Suppose we have differentiable functions $f(x)$ and $g(x)$. 

The derivative of $f(x)$, written $f'(x)$, is given by $$f'(x) = \lim_{h\to 0} \frac{f(x+h)-f(x)}{h}\;.$$

Suppose we want to differentiate the composition of functions $f(g(x))$.

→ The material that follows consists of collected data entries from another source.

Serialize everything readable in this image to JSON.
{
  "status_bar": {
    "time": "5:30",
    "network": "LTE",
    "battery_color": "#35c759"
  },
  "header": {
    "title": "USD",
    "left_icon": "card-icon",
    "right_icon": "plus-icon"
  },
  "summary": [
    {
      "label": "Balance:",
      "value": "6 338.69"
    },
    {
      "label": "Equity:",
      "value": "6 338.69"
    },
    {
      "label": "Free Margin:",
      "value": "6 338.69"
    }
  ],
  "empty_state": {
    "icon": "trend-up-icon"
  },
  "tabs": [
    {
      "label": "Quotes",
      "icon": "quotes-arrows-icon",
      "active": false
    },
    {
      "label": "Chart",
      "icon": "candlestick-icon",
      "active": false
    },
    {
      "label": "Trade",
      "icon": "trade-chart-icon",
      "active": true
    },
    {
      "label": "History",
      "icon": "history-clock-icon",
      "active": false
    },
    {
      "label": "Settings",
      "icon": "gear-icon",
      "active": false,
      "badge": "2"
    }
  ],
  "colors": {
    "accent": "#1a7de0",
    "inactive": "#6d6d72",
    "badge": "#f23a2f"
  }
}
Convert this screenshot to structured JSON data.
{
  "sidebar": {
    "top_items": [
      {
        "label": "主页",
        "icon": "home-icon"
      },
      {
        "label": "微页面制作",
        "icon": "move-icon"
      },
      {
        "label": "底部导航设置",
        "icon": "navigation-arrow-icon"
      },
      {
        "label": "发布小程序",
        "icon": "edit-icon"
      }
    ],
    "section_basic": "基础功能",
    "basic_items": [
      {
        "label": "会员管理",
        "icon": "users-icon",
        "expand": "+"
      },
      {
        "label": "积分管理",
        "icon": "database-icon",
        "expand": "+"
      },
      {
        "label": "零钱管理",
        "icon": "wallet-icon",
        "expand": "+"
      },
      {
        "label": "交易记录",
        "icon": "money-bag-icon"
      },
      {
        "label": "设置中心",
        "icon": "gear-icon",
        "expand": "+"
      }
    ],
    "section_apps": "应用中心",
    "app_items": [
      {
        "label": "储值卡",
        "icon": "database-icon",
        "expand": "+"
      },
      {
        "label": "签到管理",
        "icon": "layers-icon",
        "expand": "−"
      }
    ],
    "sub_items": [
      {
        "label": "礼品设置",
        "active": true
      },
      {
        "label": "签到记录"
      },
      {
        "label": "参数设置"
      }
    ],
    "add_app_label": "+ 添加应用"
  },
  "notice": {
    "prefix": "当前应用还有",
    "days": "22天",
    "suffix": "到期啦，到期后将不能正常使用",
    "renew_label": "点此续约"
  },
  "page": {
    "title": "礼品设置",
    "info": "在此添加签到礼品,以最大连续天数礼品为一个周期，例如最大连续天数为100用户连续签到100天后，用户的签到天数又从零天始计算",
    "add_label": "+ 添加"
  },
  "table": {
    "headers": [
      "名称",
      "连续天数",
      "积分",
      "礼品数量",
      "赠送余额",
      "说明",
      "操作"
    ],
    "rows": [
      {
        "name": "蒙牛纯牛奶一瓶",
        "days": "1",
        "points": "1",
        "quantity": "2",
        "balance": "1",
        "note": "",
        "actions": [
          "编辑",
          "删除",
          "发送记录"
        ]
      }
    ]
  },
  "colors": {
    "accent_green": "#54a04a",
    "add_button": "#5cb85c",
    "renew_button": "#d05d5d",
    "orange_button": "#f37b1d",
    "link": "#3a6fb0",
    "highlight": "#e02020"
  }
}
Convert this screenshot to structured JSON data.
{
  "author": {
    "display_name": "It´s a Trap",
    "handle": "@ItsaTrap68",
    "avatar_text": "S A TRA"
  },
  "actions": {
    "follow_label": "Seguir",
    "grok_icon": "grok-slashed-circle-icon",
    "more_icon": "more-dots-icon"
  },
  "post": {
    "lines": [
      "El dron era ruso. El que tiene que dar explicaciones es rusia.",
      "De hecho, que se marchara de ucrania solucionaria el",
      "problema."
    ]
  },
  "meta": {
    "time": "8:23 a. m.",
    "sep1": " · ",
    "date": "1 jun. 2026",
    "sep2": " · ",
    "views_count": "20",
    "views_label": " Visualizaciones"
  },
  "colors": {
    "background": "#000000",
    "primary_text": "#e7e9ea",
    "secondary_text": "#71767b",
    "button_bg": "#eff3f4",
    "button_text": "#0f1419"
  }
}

Then by our definition of the derivative, $$\frac{d}{dx} \left( f(g(x)) \right) = \lim_{h\to 0} \frac{f(g(x+h))-f(g(x))}{h}\;.$$

In order to make sense of this, we're going to need to introduce a couple of new variables:

$$

\begin{align}

    k &= g(x+h) - g(x)\quad\mbox{and}\\

    u &= g(x)\;.

\end{align}

$$

Now we can rewrite the above:

$$\eqalign{\frac{d}{dx} \left( f(g(x)) \right) &= \lim_{h\to 0} \frac{f(u+k)-f(u)}{h} \cr &= \lim_{h \to 0} \frac{f(u+k)-f(u)}{h}.\frac{k}{k} \cr &= \lim_{h \to 0} \frac{f(u+k)-f(u)}{k}.\frac{g(x+h)-g(x)}{h}}$$

We know that as $g$ is differentiable, it is also continuous, so $k=g(x+h)-g(x) \to 0$ as $h \to 0$.

So, as the limit of the products is the product of the limits, the right hand side of our equation becomes $f'(g(x))g'(x)$ in the limit.